Sramana Mitra: We have been talking to many people in this space. One thing is very clear – all the real opportunities to differentiate in terms of applications are in the layer where there is actual heuristics and business logic that can be created. That presupposes that you have metadata and rules based on metadata. You have to have that domain specific understanding of whatever problem you are trying to solve. In your case you are dealing with file sharing and “who has access to what.” In the case of Netflix, some of it has to do with recommendation engines that have to do with films. The metadata they collect is all related to film. It is very domain-specific logic based on how you organize your data, and the heuristics of what you do with that data. That is where we are seeing most of the new stuff in terms of the infrastructure layer. That already exists. The interesting stuff is all happening on the domain specific layer. Is that in tune with your observations?
DG: On the human-generated side, most of the metadata doesn’t exist. One of the most important pieces of our technology is our filter technology. The audit trail is not just there to collect for most organizations. It is actually surprising for most people that there is no record of who is accessing what file. There are native auditing functionalities on all those platforms, but nobody turns them on. One example is a native auditing function. Very rarely is that enabled. The client didn’t have file system auditing initially. Also it has not enabled that function. AIX auditing is very seldom enabled.
The audit trail isn’t necessarily there for a lot of people. Let’s stay it is. Then there is another problem. A lot of organizations are starting to build out Hadoop and different clusters, but they are still much more familiar with vanilla hardware. When you are dealing with terabytes of data, if you start collecting audit activities, metadata can very quickly start to dwarf the data itself. That is an important point. How do we normalize this stuff and create an intelligent data structure to really represent massive amounts of metadata at scale and get meaningful value out of it on this vanilla hardware? It is not that easy to get and harness this metadata on this human-generated data. There are a lot of different applications where it is more available and it is a bit more straight forward. But on the human-generated stuff it is a little bit more of a new thing.
SM: What you are trying to say is that the way this data is stored and organized it is not easy to query because this metadata has not been put in place.
DG: That is exactly right. Let’s leave the audit trail aside. Let’s look at the querying of metadata of access controls. The access control list is a group or a user, usually a group, that has permissions on a directory. To understand what that means, you have to research whatever that group is referring to, wherever that is stored, etc. Sometimes that group has subgroups in addition to its members. There are a ton of functional relationships out there, and on the file system itself, when you query a directory, all you get is the group. You are not really getting that metadata in any useful format. What there is a lot of work in is taking that metadata out of the file systems and the directory services and putting them together in a way their relationships are easy to map.
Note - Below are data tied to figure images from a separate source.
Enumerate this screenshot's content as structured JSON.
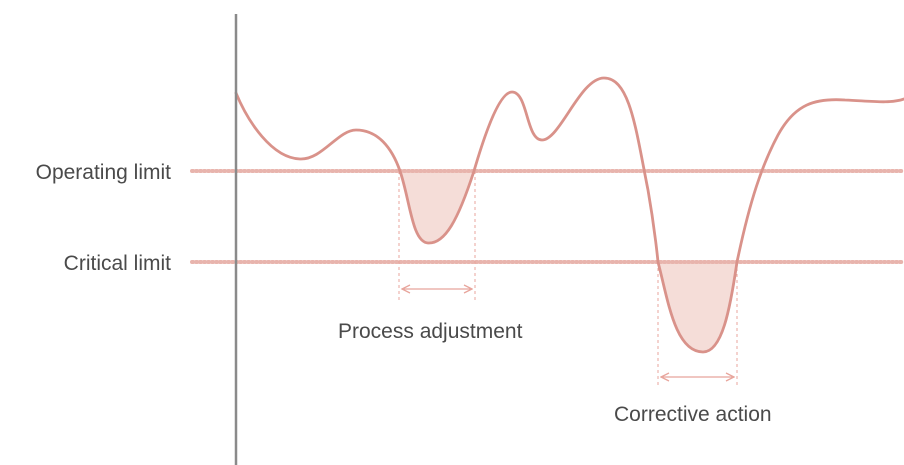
{
  "limits": {
    "operating": "Operating limit",
    "critical": "Critical limit"
  },
  "annotations": {
    "adjustment": "Process adjustment",
    "corrective": "Corrective action"
  },
  "colors": {
    "curve": "#d9928a",
    "limit_line": "#e8b4ad",
    "fill": "#f5ddd8",
    "guide": "#e8a59c",
    "axis": "#8a8a8a",
    "text": "#4a4a4a"
  }
}
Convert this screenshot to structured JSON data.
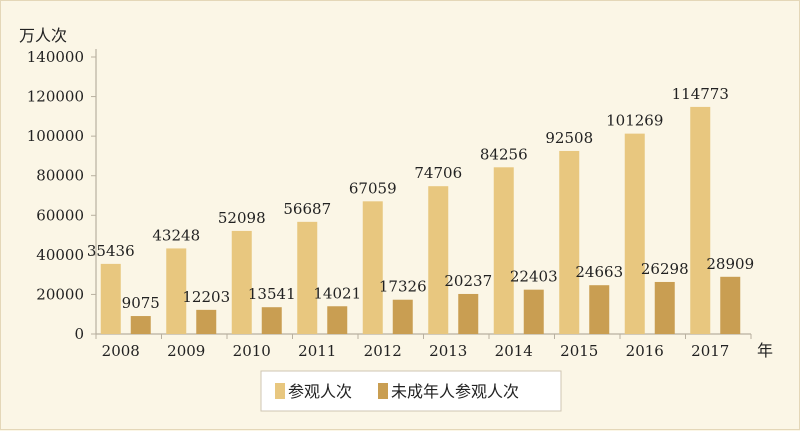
{
  "chart_data": {
    "type": "bar",
    "categories": [
      "2008",
      "2009",
      "2010",
      "2011",
      "2012",
      "2013",
      "2014",
      "2015",
      "2016",
      "2017"
    ],
    "series": [
      {
        "name": "参观人次",
        "values": [
          35436,
          43248,
          52098,
          56687,
          67059,
          74706,
          84256,
          92508,
          101269,
          114773
        ],
        "color": "#e8c77f"
      },
      {
        "name": "未成年人参观人次",
        "values": [
          9075,
          12203,
          13541,
          14021,
          17326,
          20237,
          22403,
          24663,
          26298,
          28909
        ],
        "color": "#c99e52"
      }
    ],
    "ylabel": "万人次",
    "xlabel": "年",
    "ylim": [
      0,
      140000
    ],
    "yticks": [
      0,
      20000,
      40000,
      60000,
      80000,
      100000,
      120000,
      140000
    ],
    "grid": false,
    "legend": "bottom-center"
  }
}
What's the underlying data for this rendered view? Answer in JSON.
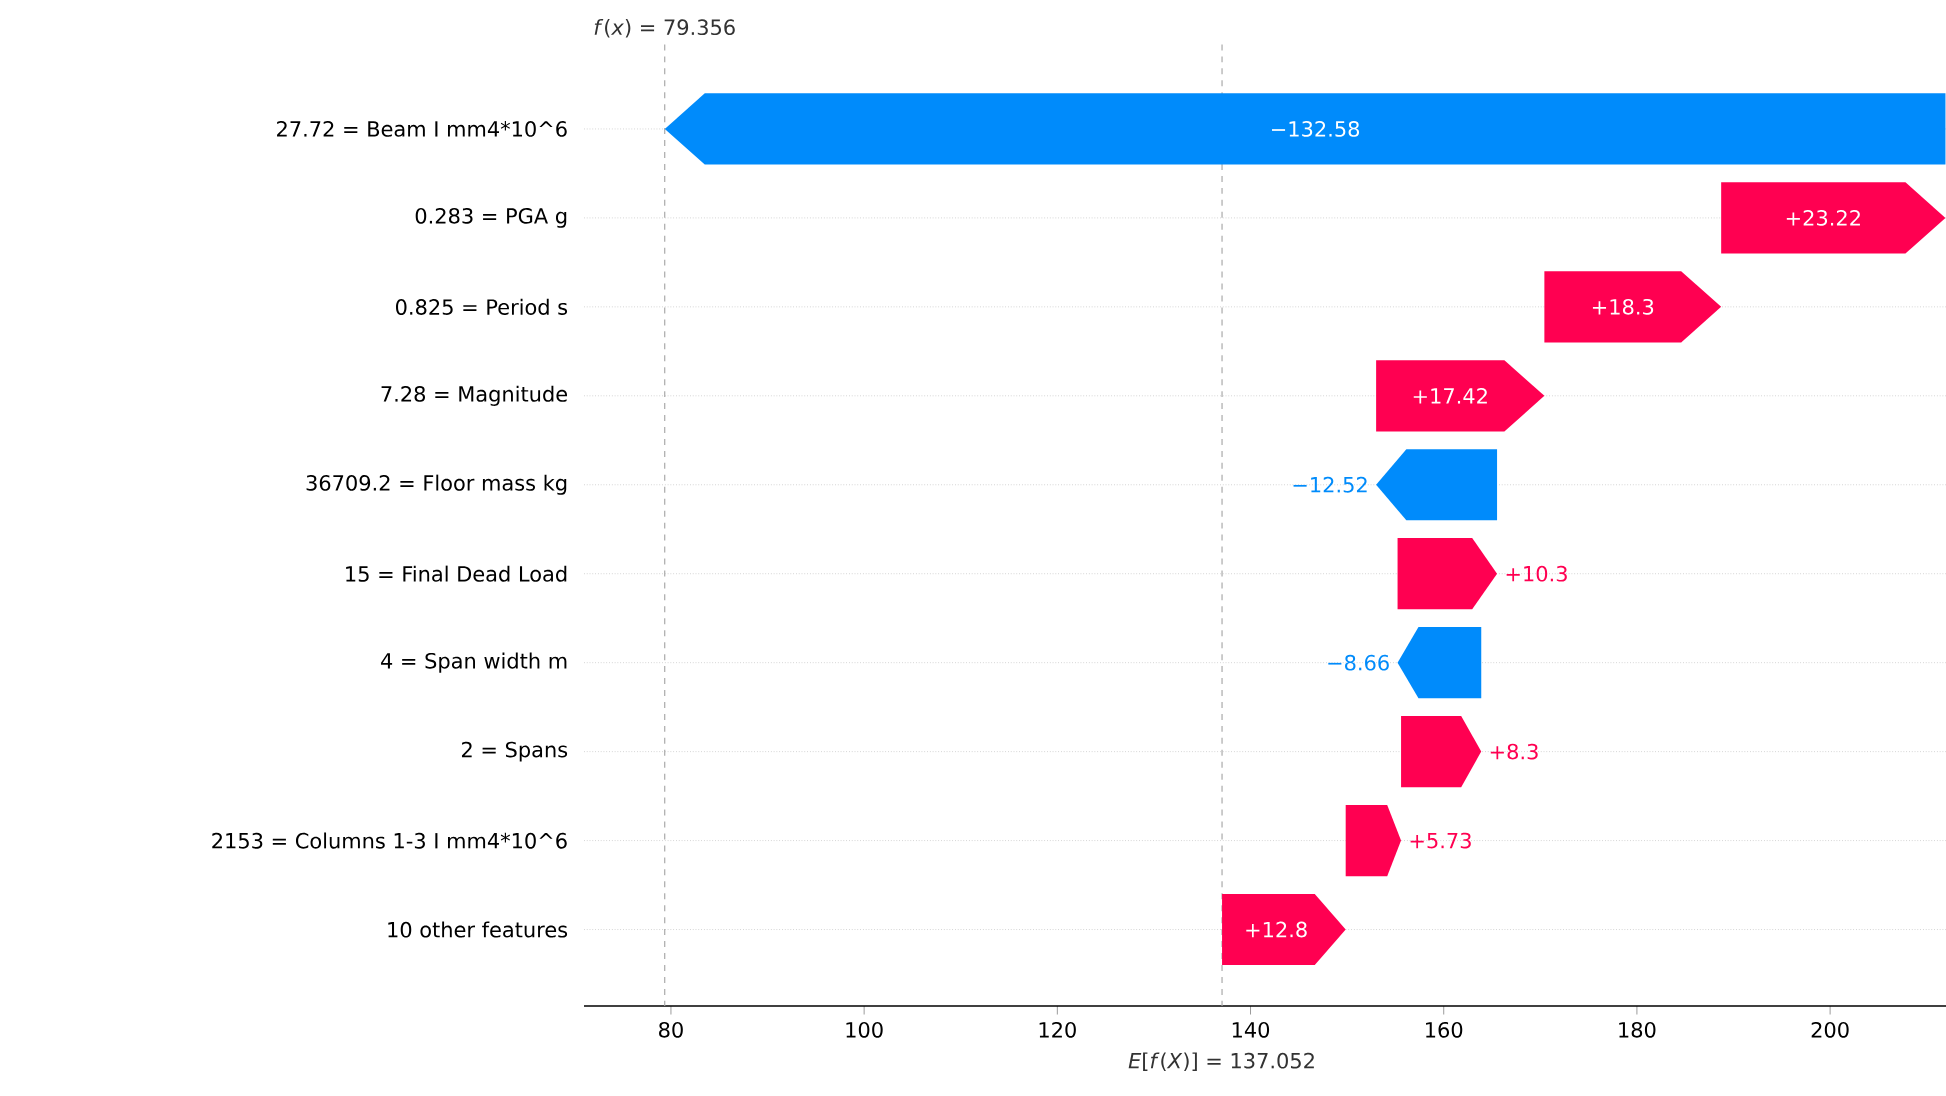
{
  "chart_data": {
    "type": "bar",
    "orientation": "horizontal",
    "categories": [
      "27.72 = Beam I mm4*10^6",
      "0.283 = PGA g",
      "0.825 = Period s",
      "7.28 = Magnitude",
      "36709.2 = Floor mass kg",
      "15 = Final Dead Load",
      "4 = Span width m",
      "2 = Spans",
      "2153 = Columns 1-3 I mm4*10^6",
      "10 other features"
    ],
    "values": [
      -132.58,
      23.22,
      18.3,
      17.42,
      -12.52,
      10.3,
      -8.66,
      8.3,
      5.73,
      12.8
    ],
    "base": [
      211.942,
      188.722,
      170.422,
      153.002,
      165.522,
      155.222,
      163.882,
      155.582,
      149.852,
      137.052
    ],
    "colors": [
      "#008bfb",
      "#ff0051",
      "#ff0051",
      "#ff0051",
      "#008bfb",
      "#ff0051",
      "#008bfb",
      "#ff0051",
      "#ff0051",
      "#ff0051"
    ],
    "value_labels": [
      "−132.58",
      "+23.22",
      "+18.3",
      "+17.42",
      "−12.52",
      "+10.3",
      "−8.66",
      "+8.3",
      "+5.73",
      "+12.8"
    ],
    "xlim": [
      71,
      212
    ],
    "xticks": [
      80,
      100,
      120,
      140,
      160,
      180,
      200
    ],
    "grid": "y",
    "ref_lines": [
      {
        "axis": "x",
        "value": 79.356,
        "label": "*f*(*x*) = 79.356",
        "color": "#aaaaaa",
        "line_style": "dashed"
      },
      {
        "axis": "x",
        "value": 137.052,
        "label": "*E*[*f*(*X*)] = 137.052",
        "color": "#aaaaaa",
        "line_style": "dashed"
      }
    ]
  }
}
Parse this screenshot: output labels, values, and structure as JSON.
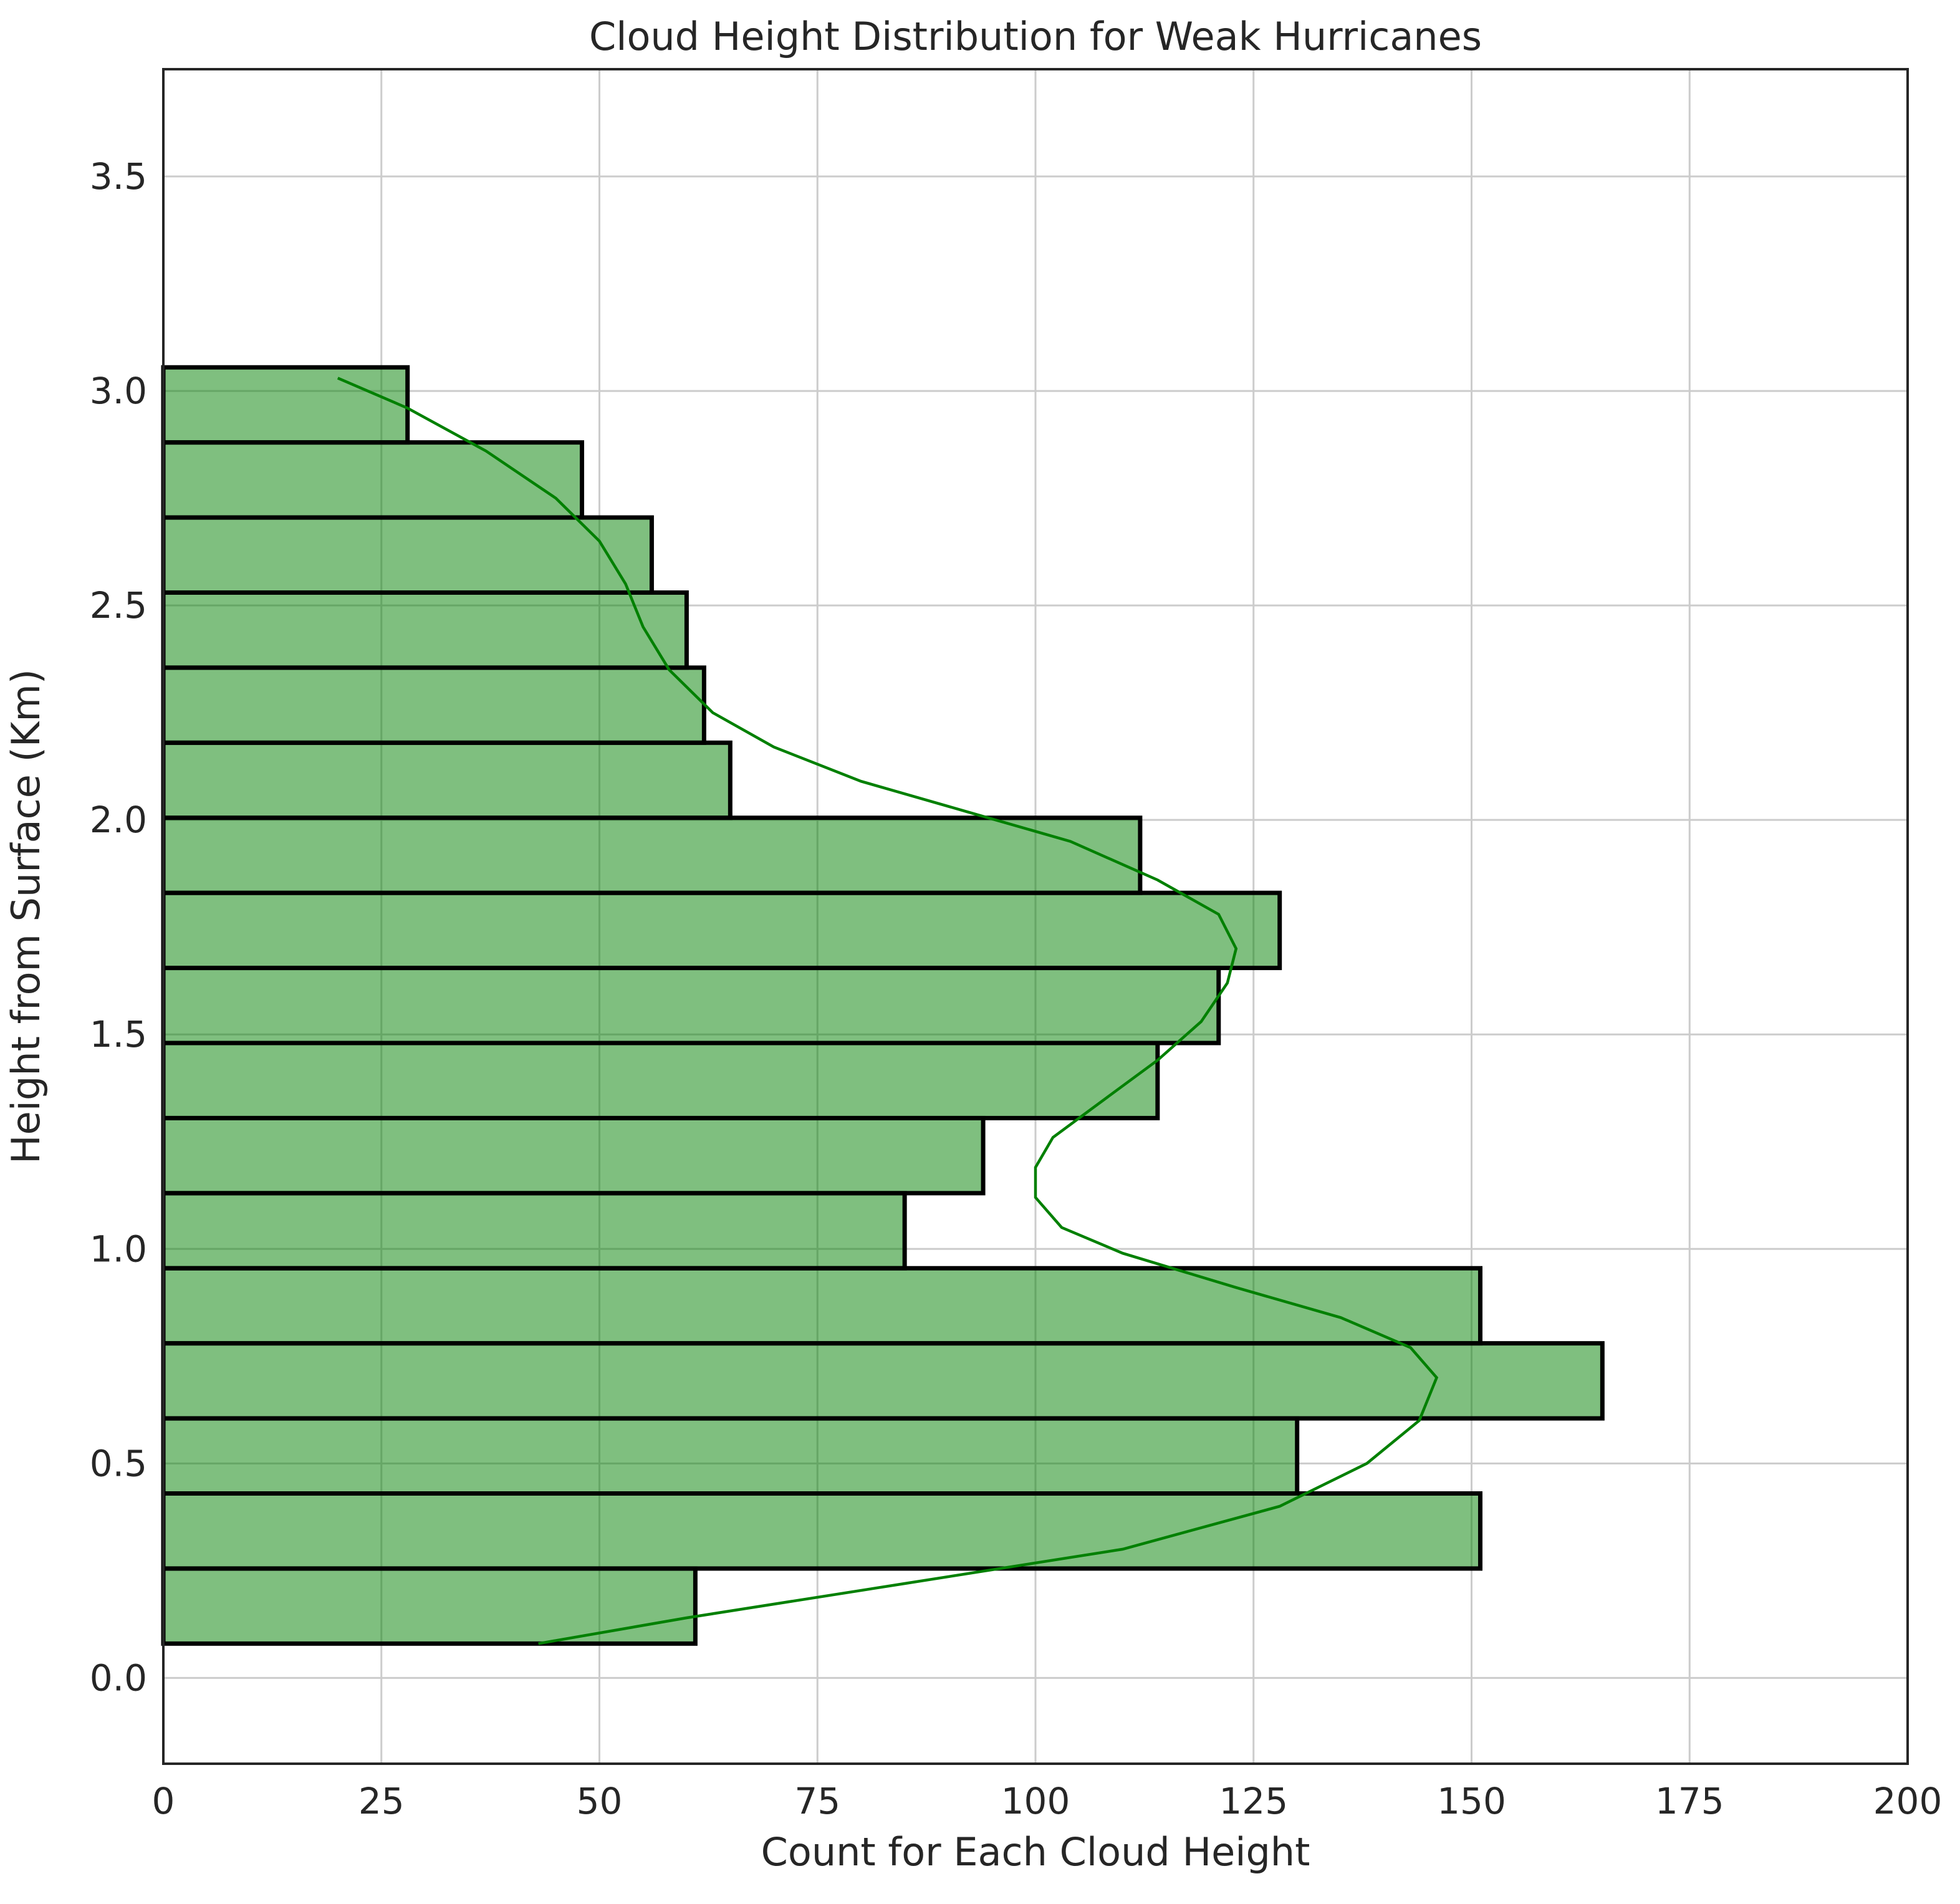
{
  "chart_data": {
    "type": "bar",
    "orientation": "horizontal",
    "title": "Cloud Height Distribution for Weak Hurricanes",
    "xlabel": "Count for Each Cloud Height",
    "ylabel": "Height from Surface (Km)",
    "xlim": [
      0,
      200
    ],
    "ylim": [
      -0.2,
      3.75
    ],
    "xticks": [
      0,
      25,
      50,
      75,
      100,
      125,
      150,
      175,
      200
    ],
    "yticks": [
      0.0,
      0.5,
      1.0,
      1.5,
      2.0,
      2.5,
      3.0,
      3.5
    ],
    "xtick_labels": [
      "0",
      "25",
      "50",
      "75",
      "100",
      "125",
      "150",
      "175",
      "200"
    ],
    "ytick_labels": [
      "0.0",
      "0.5",
      "1.0",
      "1.5",
      "2.0",
      "2.5",
      "3.0",
      "3.5"
    ],
    "grid": true,
    "bins": [
      {
        "low": 0.08,
        "high": 0.255,
        "count": 61
      },
      {
        "low": 0.255,
        "high": 0.43,
        "count": 151
      },
      {
        "low": 0.43,
        "high": 0.605,
        "count": 130
      },
      {
        "low": 0.605,
        "high": 0.78,
        "count": 165
      },
      {
        "low": 0.78,
        "high": 0.955,
        "count": 151
      },
      {
        "low": 0.955,
        "high": 1.13,
        "count": 85
      },
      {
        "low": 1.13,
        "high": 1.305,
        "count": 94
      },
      {
        "low": 1.305,
        "high": 1.48,
        "count": 114
      },
      {
        "low": 1.48,
        "high": 1.655,
        "count": 121
      },
      {
        "low": 1.655,
        "high": 1.83,
        "count": 128
      },
      {
        "low": 1.83,
        "high": 2.005,
        "count": 112
      },
      {
        "low": 2.005,
        "high": 2.18,
        "count": 65
      },
      {
        "low": 2.18,
        "high": 2.355,
        "count": 62
      },
      {
        "low": 2.355,
        "high": 2.53,
        "count": 60
      },
      {
        "low": 2.53,
        "high": 2.705,
        "count": 56
      },
      {
        "low": 2.705,
        "high": 2.88,
        "count": 48
      },
      {
        "low": 2.88,
        "high": 3.055,
        "count": 28
      }
    ],
    "kde": [
      {
        "x": 43,
        "y": 0.08
      },
      {
        "x": 60,
        "y": 0.14
      },
      {
        "x": 85,
        "y": 0.22
      },
      {
        "x": 110,
        "y": 0.3
      },
      {
        "x": 128,
        "y": 0.4
      },
      {
        "x": 138,
        "y": 0.5
      },
      {
        "x": 144,
        "y": 0.6
      },
      {
        "x": 146,
        "y": 0.7
      },
      {
        "x": 143,
        "y": 0.77
      },
      {
        "x": 135,
        "y": 0.84
      },
      {
        "x": 123,
        "y": 0.91
      },
      {
        "x": 110,
        "y": 0.99
      },
      {
        "x": 103,
        "y": 1.05
      },
      {
        "x": 100,
        "y": 1.12
      },
      {
        "x": 100,
        "y": 1.19
      },
      {
        "x": 102,
        "y": 1.26
      },
      {
        "x": 108,
        "y": 1.35
      },
      {
        "x": 114,
        "y": 1.44
      },
      {
        "x": 119,
        "y": 1.53
      },
      {
        "x": 122,
        "y": 1.62
      },
      {
        "x": 123,
        "y": 1.7
      },
      {
        "x": 121,
        "y": 1.78
      },
      {
        "x": 114,
        "y": 1.86
      },
      {
        "x": 104,
        "y": 1.95
      },
      {
        "x": 92,
        "y": 2.02
      },
      {
        "x": 80,
        "y": 2.09
      },
      {
        "x": 70,
        "y": 2.17
      },
      {
        "x": 63,
        "y": 2.25
      },
      {
        "x": 58,
        "y": 2.35
      },
      {
        "x": 55,
        "y": 2.45
      },
      {
        "x": 53,
        "y": 2.55
      },
      {
        "x": 50,
        "y": 2.65
      },
      {
        "x": 45,
        "y": 2.75
      },
      {
        "x": 37,
        "y": 2.86
      },
      {
        "x": 28,
        "y": 2.96
      },
      {
        "x": 20,
        "y": 3.03
      }
    ],
    "colors": {
      "bar_fill": "#008000",
      "bar_edge": "#000000",
      "kde_line": "#008000",
      "grid": "#cccccc"
    }
  }
}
If you just did this in string comparisons, what we see is that each terabyte of data has 50,000 folders, 2,500 of which have unique permissions. On each of those folders, there are three to five active directory groups, and in each of those groups there are 15 to 20 members. On one terabyte of data you have around 150,000 functional relationships – just talking about access control. What if I remove this person from this group, what are they going to lose access to? To do that with strings is not going to work. You have to distill that to do it on normal computer infrastructure. There is a ton of work to extract this metadata out of these systems and put it in a usable framework that allows you to query it and make sense out of it.